There are the criminal investigations the Sheriff’s Department opened into a few of Villanueva’s most ardent critics that led to widespread accusations that he was abusing the ability of the office to attack adversaries. California’s attorney general has taken over those investigations and is looking into the misconduct claims.

And lawsuits by top-ranking sheriff’s officials alleging Villanueva covered up an incident by which a deputy kneeled on the pinnacle of a jail inmate remain unresolved.

The oversight commission, meanwhile, is holding public hearings into ganglike groups of deputies which have operated within the department for a long time. Villanueva got here under fire for his handling of the issue, each downplaying its seriousness and claiming to have taken decisive steps to handle it. He has also rebuffed subpoenas from the commission to reply questions on the groups and other problems under oath.

Luna, who headed the Long Beach police for seven years before retiring last 12 months, campaigned because the level-headed alternative to Villanueva, promising to work collaboratively with the county officials and department watchdogs Villanueva selected to make into enemies.

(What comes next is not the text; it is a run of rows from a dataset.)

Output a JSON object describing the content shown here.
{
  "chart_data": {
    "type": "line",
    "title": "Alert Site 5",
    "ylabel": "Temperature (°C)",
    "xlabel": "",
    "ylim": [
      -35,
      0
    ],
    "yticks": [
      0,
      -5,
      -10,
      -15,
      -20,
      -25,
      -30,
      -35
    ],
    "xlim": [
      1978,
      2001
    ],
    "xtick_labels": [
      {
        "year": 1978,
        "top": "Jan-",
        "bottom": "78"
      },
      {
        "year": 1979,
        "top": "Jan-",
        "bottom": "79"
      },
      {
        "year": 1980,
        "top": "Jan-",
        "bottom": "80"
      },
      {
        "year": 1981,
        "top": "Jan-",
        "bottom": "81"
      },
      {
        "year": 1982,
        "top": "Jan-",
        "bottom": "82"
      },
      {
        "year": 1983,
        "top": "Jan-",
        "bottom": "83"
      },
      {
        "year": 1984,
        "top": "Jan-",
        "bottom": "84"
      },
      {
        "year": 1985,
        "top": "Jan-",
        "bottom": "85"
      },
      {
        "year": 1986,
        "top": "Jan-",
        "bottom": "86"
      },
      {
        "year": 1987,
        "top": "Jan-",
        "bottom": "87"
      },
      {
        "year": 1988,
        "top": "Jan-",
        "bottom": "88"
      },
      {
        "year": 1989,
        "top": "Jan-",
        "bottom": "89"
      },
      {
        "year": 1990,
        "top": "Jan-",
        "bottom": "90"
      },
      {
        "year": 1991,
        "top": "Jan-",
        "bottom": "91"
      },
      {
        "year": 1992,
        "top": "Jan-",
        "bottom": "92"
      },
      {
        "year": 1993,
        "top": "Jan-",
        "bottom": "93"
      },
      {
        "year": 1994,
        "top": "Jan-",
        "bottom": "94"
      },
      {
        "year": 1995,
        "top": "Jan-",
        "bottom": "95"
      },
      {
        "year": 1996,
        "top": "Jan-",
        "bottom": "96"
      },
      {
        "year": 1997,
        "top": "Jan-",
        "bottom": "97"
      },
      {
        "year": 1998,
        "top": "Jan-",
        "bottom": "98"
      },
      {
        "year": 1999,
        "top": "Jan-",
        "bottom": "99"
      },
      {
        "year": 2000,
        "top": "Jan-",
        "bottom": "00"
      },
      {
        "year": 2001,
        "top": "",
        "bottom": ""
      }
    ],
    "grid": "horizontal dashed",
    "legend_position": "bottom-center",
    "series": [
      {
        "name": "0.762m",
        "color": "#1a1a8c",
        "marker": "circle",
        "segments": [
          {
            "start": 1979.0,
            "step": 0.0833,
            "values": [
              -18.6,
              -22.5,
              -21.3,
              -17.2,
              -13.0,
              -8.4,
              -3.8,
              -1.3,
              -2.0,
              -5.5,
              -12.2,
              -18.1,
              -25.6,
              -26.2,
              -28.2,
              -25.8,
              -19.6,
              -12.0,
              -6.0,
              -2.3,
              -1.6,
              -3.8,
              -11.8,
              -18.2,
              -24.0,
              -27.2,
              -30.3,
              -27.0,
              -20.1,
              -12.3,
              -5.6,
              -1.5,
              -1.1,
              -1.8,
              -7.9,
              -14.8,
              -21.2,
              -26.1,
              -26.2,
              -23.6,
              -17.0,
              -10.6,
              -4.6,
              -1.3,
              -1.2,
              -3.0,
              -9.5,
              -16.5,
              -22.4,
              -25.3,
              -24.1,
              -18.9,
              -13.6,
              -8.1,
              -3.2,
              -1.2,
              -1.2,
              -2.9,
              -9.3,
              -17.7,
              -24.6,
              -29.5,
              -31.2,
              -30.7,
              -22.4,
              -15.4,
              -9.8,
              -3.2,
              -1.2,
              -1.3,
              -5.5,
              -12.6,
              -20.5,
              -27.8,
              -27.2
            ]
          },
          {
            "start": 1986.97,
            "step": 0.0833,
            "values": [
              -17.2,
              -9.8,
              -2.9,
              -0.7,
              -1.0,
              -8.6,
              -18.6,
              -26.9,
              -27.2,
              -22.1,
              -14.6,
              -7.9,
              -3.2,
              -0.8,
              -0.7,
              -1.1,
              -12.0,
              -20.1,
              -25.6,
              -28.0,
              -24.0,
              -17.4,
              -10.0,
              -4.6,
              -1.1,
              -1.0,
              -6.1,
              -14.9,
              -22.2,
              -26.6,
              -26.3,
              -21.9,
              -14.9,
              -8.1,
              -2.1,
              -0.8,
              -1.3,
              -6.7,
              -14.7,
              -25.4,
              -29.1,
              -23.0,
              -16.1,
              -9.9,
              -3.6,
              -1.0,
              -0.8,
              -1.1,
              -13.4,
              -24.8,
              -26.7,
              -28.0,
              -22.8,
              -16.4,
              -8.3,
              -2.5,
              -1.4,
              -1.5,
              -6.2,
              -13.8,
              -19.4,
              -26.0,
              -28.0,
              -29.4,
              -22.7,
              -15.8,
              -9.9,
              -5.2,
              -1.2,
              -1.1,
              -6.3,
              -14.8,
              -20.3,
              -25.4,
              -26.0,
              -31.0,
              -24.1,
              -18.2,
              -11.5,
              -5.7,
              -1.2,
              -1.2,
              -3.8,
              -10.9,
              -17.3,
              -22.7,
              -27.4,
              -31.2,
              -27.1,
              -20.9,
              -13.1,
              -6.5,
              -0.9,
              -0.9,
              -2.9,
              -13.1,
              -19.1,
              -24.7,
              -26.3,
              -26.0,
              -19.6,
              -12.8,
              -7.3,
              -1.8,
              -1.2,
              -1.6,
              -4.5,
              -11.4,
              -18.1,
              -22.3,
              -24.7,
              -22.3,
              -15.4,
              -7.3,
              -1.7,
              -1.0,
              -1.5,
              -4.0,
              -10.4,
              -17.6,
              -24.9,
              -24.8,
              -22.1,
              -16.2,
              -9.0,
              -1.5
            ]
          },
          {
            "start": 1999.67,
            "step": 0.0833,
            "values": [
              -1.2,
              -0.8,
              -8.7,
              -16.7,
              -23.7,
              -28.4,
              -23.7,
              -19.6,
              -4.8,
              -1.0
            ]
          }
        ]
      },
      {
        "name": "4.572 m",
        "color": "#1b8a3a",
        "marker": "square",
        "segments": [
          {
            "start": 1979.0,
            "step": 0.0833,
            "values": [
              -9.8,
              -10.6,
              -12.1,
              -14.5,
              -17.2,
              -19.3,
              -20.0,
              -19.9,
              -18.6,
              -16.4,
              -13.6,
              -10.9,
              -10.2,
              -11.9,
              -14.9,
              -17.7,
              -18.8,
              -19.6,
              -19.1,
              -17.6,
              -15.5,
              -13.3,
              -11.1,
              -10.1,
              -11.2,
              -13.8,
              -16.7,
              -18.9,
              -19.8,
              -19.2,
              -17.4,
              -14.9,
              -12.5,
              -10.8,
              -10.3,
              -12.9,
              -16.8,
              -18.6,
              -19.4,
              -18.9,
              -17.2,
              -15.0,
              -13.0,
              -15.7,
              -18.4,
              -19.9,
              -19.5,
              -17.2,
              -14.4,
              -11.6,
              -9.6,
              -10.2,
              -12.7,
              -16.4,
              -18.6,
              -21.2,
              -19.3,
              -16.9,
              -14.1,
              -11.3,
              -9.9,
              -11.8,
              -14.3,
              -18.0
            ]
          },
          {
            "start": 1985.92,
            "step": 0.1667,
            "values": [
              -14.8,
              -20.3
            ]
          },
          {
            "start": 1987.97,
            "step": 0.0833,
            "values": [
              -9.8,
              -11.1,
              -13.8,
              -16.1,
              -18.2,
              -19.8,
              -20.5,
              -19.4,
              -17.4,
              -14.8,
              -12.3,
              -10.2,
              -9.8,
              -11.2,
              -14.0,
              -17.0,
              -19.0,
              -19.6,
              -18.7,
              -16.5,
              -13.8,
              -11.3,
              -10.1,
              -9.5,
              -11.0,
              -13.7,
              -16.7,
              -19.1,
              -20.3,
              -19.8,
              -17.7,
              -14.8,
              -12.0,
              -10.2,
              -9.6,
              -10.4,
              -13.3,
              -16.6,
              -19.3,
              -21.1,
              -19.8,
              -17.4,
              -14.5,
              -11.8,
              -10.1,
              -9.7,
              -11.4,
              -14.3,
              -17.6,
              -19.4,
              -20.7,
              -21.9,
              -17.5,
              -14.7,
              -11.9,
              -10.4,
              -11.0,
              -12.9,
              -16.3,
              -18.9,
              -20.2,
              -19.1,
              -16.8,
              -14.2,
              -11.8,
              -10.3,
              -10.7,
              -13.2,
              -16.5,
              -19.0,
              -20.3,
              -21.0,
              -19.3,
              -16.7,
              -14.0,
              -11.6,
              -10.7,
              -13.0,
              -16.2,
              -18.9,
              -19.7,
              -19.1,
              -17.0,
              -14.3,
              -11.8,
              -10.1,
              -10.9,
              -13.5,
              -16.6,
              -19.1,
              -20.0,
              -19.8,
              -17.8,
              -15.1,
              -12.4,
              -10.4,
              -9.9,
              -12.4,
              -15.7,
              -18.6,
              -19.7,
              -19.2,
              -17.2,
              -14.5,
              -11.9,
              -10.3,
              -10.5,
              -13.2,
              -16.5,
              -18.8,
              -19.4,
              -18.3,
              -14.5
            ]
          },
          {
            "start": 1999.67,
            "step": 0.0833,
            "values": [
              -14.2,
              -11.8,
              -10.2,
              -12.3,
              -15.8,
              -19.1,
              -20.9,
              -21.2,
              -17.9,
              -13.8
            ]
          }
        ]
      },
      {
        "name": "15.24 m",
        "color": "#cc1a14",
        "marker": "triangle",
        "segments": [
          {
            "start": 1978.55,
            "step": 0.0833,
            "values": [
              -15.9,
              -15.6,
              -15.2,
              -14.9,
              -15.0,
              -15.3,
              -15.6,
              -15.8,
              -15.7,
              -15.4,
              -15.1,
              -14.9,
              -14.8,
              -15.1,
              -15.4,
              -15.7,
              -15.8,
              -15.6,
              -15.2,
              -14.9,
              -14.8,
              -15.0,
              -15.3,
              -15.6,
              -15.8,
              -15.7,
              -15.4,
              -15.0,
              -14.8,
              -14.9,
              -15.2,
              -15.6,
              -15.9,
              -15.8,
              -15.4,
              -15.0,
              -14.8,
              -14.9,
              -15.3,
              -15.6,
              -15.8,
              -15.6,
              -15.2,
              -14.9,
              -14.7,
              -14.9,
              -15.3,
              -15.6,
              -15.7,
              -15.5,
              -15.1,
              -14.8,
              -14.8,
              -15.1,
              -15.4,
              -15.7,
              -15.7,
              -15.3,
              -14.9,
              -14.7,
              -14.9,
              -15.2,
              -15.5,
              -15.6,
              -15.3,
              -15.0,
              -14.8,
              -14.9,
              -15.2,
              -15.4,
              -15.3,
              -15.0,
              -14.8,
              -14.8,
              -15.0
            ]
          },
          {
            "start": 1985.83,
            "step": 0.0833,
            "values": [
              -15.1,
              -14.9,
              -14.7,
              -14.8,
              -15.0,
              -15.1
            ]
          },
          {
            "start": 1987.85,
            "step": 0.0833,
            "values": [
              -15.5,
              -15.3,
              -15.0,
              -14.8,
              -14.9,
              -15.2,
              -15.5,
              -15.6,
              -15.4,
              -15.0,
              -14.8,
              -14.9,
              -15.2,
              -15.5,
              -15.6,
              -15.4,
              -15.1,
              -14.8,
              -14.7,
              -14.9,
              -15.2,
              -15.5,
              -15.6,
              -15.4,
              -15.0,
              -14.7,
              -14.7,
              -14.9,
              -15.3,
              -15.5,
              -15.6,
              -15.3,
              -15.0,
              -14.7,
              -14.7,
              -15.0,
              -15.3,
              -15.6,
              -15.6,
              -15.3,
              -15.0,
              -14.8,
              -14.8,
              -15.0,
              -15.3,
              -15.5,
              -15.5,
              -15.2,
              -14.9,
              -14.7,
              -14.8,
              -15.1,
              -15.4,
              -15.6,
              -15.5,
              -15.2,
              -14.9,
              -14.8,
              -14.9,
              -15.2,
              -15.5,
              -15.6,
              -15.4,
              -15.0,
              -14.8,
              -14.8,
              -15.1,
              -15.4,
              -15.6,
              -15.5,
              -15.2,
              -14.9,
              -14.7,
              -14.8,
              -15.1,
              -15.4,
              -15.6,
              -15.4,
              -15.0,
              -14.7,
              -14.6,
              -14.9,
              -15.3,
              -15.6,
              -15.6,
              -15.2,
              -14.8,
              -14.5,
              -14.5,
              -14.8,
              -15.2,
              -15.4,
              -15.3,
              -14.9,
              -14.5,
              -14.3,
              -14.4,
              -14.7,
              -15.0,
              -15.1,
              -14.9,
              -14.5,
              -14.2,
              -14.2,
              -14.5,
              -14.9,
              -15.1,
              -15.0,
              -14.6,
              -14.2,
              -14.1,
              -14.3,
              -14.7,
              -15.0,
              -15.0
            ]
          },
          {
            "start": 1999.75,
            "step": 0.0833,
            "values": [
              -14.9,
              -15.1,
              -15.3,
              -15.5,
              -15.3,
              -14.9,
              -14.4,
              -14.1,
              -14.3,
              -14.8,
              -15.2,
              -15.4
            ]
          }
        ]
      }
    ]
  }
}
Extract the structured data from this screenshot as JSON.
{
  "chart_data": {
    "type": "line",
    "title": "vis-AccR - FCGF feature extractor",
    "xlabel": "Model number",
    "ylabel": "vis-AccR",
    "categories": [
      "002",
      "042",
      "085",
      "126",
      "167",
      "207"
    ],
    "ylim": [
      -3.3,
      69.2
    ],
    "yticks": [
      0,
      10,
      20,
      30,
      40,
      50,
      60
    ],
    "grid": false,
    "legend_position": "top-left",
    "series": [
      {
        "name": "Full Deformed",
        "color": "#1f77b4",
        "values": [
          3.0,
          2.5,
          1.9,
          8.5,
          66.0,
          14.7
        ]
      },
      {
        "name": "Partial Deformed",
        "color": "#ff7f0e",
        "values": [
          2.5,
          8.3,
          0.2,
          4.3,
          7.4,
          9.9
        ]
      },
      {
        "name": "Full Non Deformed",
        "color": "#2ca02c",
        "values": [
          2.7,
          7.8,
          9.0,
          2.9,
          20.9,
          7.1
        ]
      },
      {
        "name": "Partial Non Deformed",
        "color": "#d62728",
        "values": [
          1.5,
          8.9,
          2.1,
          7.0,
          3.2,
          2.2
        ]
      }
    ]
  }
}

But he has remained largely unknown outside Long Beach and, as an outsider to the Sheriff’s Department, he’ll face the challenge of winning over a rank and file that grew to understand Villanueva’s brash style. Through the pandemic, for instance, Villanueva refused to implement the county’s vaccine mandate — a move widely cheered by deputies.

Despite his relative obscurity to most L.A. County voters, Luna was long considered the front-runner within the race. Villanueva’s showing within the June primary — he received 31% of the vote — was considered a poor end in a race that historically has favored the incumbent. Luna finished second in the first, receiving 26% of the vote.

At Luna’s election night party last week, Gregory Sanders, a senior pastor of the Rock Christian Fellowship in Long Beach, waded through the gang of several hundred people. He said Luna could be a transparent upgrade.

“His heart is in the best place, to create an area where our community has faith within the sheriff,” he said.

Times staff author Libor Jany contributed to this report.